Eh bien, pour commencer, j’ai trouvé mon partenaire en ligne ! Dennis est d’un incroyable soutien et a une merveilleuse influence sur ma vie, sans mentionner qu’il est un modèle très chaud pour quelques-uns des Cheesecake Boys ! Pour ce qui est de mon travail, ce qui je suis sûr était le but de cette question, il a gagné énormément de couverture grâce à mon site internet. J’ai reçu des courriels de personnes du monde entier qui ont découvert mon travail et s’y sont retrouvées. C’est une façon formidable d’atteindre un large public qui ne m’aurait jamais découvert autrement. La plupart des opportunités qui se sont présentées à moi au cours des dernières années ont été le résultat direct de cette visibilité sur internet, incluant le fait d’avoir mon travail sous licence pour la couverture du roman de fiction portoricain « Dos centimetros de Mar » de Carlos Vázquez Cruz, l’édition de Cheesecake Boys en cartes postales par les éditions 10Percent Productions, des opportunités d’exposition aux galeries World of Wonder (Hollywood) et A Bitchin’ Space (Sacramento), ainsi qu’une invitation à la commémoration de ma diva inspiratrice Tammy Faye Messner où l’un de mes portraits d’elle était mis aux enchères.
Votre travail a-t-il déjà été censuré ? Dans ce cas, comment avez-vous réagi ?
La seule censure que j’ai vécue jusqu’à présent était volontaire. Avant de sortir du placard, j’ai vraiment lutté pour trouver ma voix authentique en tant qu’artiste, et c’est seulement après avoir atteint cet espace d’acceptation de soi que j’ai pu être libre et honnête avec mon travail. Les lieux où j’ai été chanceux d’exposer ou de publier mon travail ont tous été très réceptifs et d’un grand soutien pour ma vision, ce qui fait que la censure dans ce sens n’a jamais été un problème.
Quels sont les projets qui vous tiennent à cœur en ce moment ?
Je suis en train de terminer une peinture grand format intitulée The Dollypop Guild pour le Dollypop Show à la galerie World of Wonder de Hollywood. Cette pièce est basée sur la scène du Magicien d’Oz quand Dorothy rencontre Glinda, bien que dans mon interprétation, Dorothy est remplacée par un jeune homme portant des talons aiguilles démesurés et regardant Dolly Parton descendant du ciel dans une grosse bulle rose. Quand j’étais enfant, j’idolâtrais la chanteuse country Dolly Parton pour sa capacité à équilibrer une personnalité flamboyante, une image plus grande que nature, et une sincère ambition artistique. Maintenant, en tant qu’adulte, je me retrouve en train de jongler avec les mêmes choses dans ma vie et mon travail. The Dollypop Guild est une bonne représentation de cette idée. Elle est couverte d’étincelles et de paillettes, et pourtant elle raconte la vraie histoire poignante d’un garçon qui a choisi un chemin différent (dans ce cas, celui qui est couvert de briques jaunes et qui conduit à Dollywood !). J’attends vraiment avec impatience l’ouverture de cette exposition et les futures opportunités avec la galerie World of Wonder.
Pouvez-vous dire quelques mots sur le lieu où vous vivez/travaillez ?
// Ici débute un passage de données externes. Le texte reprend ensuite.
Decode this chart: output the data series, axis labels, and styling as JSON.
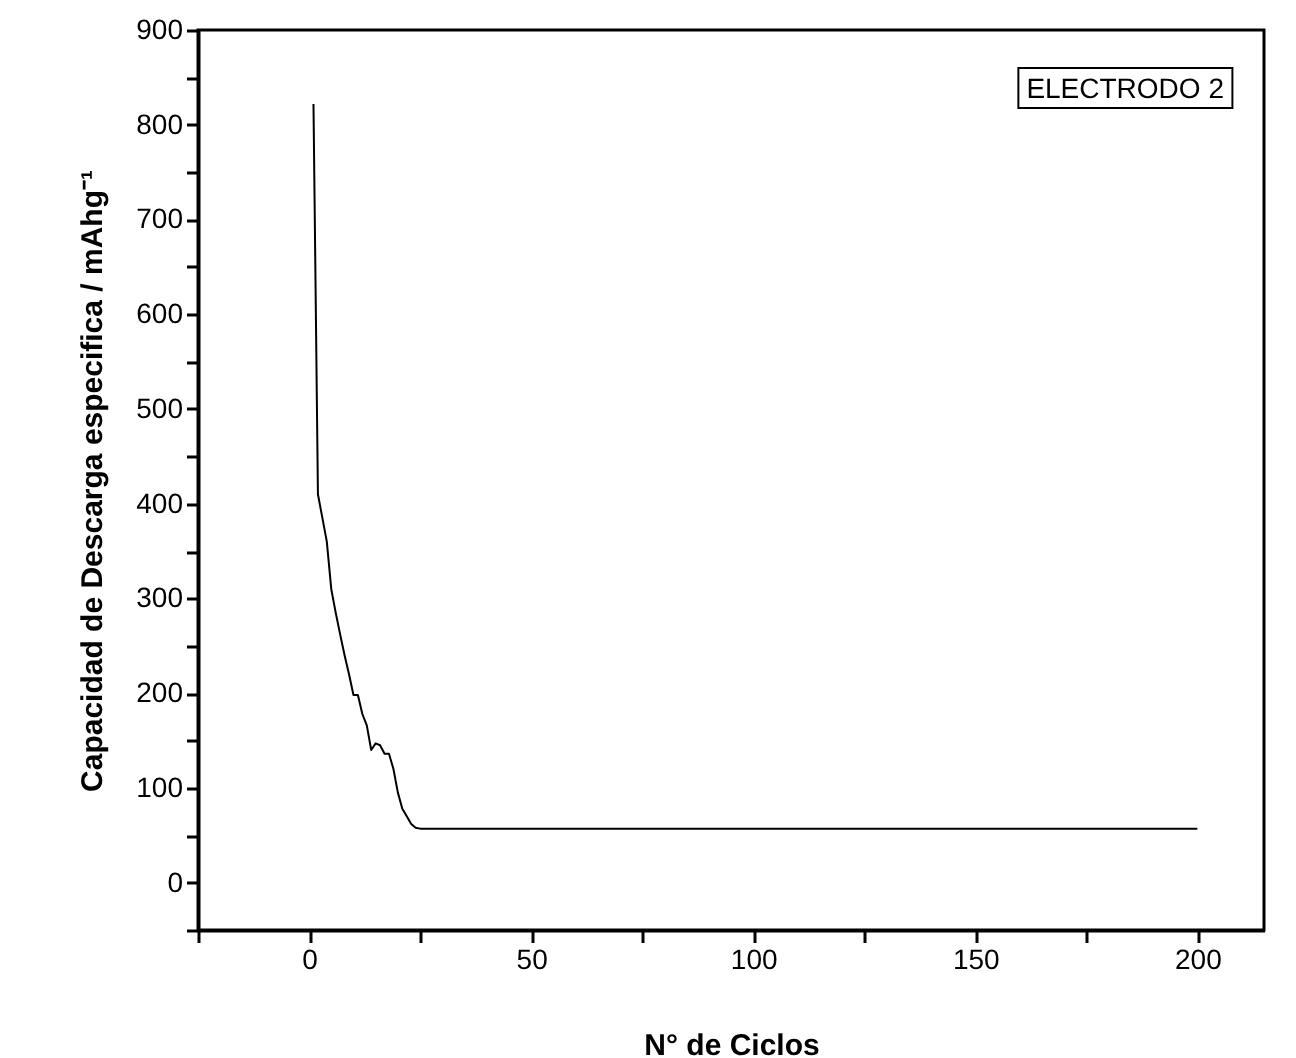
{
  "chart_data": {
    "type": "line",
    "xlabel": "N° de Ciclos",
    "ylabel": "Capacidad de Descarga especifica / mAhg⁻¹",
    "annotations": [
      "ELECTRODO 2"
    ],
    "x": [
      1,
      2,
      3,
      4,
      5,
      6,
      7,
      8,
      9,
      10,
      11,
      12,
      13,
      14,
      15,
      16,
      17,
      18,
      19,
      20,
      21,
      22,
      23,
      24,
      25,
      50,
      100,
      150,
      200
    ],
    "series": [
      {
        "color": "#000000",
        "values": [
          822,
          410,
          385,
          360,
          310,
          285,
          262,
          240,
          220,
          198,
          198,
          178,
          166,
          140,
          147,
          145,
          136,
          136,
          120,
          95,
          78,
          70,
          62,
          58,
          57,
          57,
          57,
          57,
          57
        ]
      }
    ],
    "xlim": [
      -25,
      215
    ],
    "xticks": [
      {
        "value": -25,
        "label": null
      },
      0,
      {
        "value": 25,
        "label": null
      },
      50,
      {
        "value": 75,
        "label": null
      },
      100,
      {
        "value": 125,
        "label": null
      },
      150,
      {
        "value": 175,
        "label": null
      },
      200
    ],
    "ylim": [
      -50,
      900
    ],
    "yticks": [
      {
        "value": -50,
        "label": null
      },
      0,
      {
        "value": 50,
        "label": null
      },
      100,
      {
        "value": 150,
        "label": null
      },
      200,
      {
        "value": 250,
        "label": null
      },
      300,
      {
        "value": 350,
        "label": null
      },
      400,
      {
        "value": 450,
        "label": null
      },
      500,
      {
        "value": 550,
        "label": null
      },
      600,
      {
        "value": 650,
        "label": null
      },
      700,
      {
        "value": 750,
        "label": null
      },
      800,
      {
        "value": 850,
        "label": null
      },
      900
    ],
    "grid": false,
    "marker": "none",
    "line_style": "solid"
  }
}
Je vis dans le Short North Arts District de Columbus (Ohio) avec mon homme et nos deux bébés lévriers whippets. Columbus a une communauté artistique en plein essor qui a été d’un grand soutien pour mon travail et pour moi-même. Je suis tout particulièrement reconnaissant envers la Ohio Art League qui a sponsorisé ma première exposition solo, ainsi que la Stonewall Union pour leur spectacle annuel « Exposition de la Fierté » auquel j’ai participé chaque année depuis mon coming out.